Sienna Rose Federico was born on June 12th and came home with her mother and brother Charlie on June 14. Ann Marie was forced to take care of her babies alone at home while her husband Joe never left Joseph’s side at the hospital. It was an excruciating time for the family being that they were apart but were able to stay in-touch via Facetime video calls. Joseph was then sent to Blythedale Children’s Hospital for rehabilitation. He was fitted with leg braces which would help him walk again, and he made so much progress while he was there.

Joseph was doing so well that he was able to come home on September 28th which was earlier than expected. Joseph still goes back to Blythedale five days a week for therapy. He still experiences weakness in his left arm and doesn’t have much use of his left hand yet, or peripheral vision in his left eye but those things are expected to come back. He uses a leg brace on his left calf and left foot, and a small foot brace on his right foot but he is able to walk, run, ride a bike, and dance like any other four year old boy. He plays with his brother Charlie running around constantly, loves books, watching movies, and absolutely adores his baby sister Sienna. He is such a sweet, polite, and affectionate child and everyone who cared for him throughout this journey absolutely fell in love with him. And every medical professional who crosses paths with Joseph is amazed by his progress after such a serious prognosis.

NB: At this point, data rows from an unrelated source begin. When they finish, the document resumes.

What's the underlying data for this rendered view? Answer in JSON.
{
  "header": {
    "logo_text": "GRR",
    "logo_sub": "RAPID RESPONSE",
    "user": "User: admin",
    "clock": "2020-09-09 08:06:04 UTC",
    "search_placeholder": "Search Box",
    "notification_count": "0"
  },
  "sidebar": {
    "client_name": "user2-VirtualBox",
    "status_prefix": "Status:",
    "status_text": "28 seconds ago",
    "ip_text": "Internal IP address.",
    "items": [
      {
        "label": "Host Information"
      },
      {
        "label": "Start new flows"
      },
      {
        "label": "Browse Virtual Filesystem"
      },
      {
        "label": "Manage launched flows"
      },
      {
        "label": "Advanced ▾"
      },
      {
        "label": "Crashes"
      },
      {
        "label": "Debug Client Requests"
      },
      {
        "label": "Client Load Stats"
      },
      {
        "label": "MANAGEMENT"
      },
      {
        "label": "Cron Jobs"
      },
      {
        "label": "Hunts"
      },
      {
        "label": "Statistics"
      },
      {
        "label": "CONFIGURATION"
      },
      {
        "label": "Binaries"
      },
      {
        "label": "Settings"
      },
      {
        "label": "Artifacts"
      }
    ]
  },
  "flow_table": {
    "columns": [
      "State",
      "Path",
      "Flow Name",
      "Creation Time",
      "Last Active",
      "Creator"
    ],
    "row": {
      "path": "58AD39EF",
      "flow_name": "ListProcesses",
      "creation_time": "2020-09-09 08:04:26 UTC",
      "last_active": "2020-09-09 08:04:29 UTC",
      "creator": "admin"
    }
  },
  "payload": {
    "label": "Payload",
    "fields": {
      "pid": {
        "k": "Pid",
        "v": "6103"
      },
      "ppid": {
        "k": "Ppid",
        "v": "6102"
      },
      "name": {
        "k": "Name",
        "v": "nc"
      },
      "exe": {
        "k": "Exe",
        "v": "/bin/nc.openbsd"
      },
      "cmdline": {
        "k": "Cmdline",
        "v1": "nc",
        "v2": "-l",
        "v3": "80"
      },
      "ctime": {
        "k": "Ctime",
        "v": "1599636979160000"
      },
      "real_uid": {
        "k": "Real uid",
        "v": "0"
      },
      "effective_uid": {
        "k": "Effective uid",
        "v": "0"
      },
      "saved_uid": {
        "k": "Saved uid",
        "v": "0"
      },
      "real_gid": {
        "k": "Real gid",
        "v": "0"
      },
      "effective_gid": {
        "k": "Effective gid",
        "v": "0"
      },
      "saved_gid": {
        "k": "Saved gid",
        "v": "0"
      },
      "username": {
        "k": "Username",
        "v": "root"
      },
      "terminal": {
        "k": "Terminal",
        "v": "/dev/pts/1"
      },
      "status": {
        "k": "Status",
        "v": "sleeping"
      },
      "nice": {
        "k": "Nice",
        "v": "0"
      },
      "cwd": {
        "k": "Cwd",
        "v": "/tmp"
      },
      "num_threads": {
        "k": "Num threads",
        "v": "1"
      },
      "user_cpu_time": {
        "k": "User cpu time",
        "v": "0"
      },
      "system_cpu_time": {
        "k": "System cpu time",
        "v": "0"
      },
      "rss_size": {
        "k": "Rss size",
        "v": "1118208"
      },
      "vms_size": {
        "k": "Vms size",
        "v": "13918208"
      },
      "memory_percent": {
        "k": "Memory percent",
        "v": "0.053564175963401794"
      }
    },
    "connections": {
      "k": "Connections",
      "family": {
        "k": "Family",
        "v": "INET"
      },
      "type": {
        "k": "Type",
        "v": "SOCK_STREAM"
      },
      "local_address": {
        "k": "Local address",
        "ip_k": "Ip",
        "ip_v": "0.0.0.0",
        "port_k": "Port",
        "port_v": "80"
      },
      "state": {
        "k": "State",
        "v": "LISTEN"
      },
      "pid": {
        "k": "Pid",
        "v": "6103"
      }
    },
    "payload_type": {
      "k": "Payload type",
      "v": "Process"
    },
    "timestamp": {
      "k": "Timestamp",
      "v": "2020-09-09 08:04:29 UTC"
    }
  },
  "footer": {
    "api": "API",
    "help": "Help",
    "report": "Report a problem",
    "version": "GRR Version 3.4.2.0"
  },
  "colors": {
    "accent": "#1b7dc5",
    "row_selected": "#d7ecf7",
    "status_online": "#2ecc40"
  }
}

On Saturday January 12, the New Windsor Volunteer Ambulance Corps had their annual awards dinner and Joseph along with his family were invited to present a Life Saver Award to the heroes from the Ambulance, Police, and the Hospitals who saved his life.

“We are eternally grateful for the New Windsor Ambulance, the New Windsor PD, and everyone in this room,” said Joe. “This is an amazing organization and we can’t thank you enough. You guys are really excellent!”

Ann Marie Federico was never supposed to be able to have children, having gone to many specialists over the years that told her the same thing. Now years later they have three beautiful children.

“Faith is everything,” Ann Marie says. “ Our prayers were answered. Our baby was saved. Our boy’s life was put in God’s hands. It was the scariest thing we will have to ever face, but God is good and we are blessed to not only have my baby alive, but of sound mind. This boy is amazing and will grow into an amazing man thanks to all of the professionals that dedicate their lives to save the lives of others. We will never be able to repay all of the people for the gift we were given, but we will sure as hell spend every day trying!”

True miracles do happen. And the Federico family has living proof.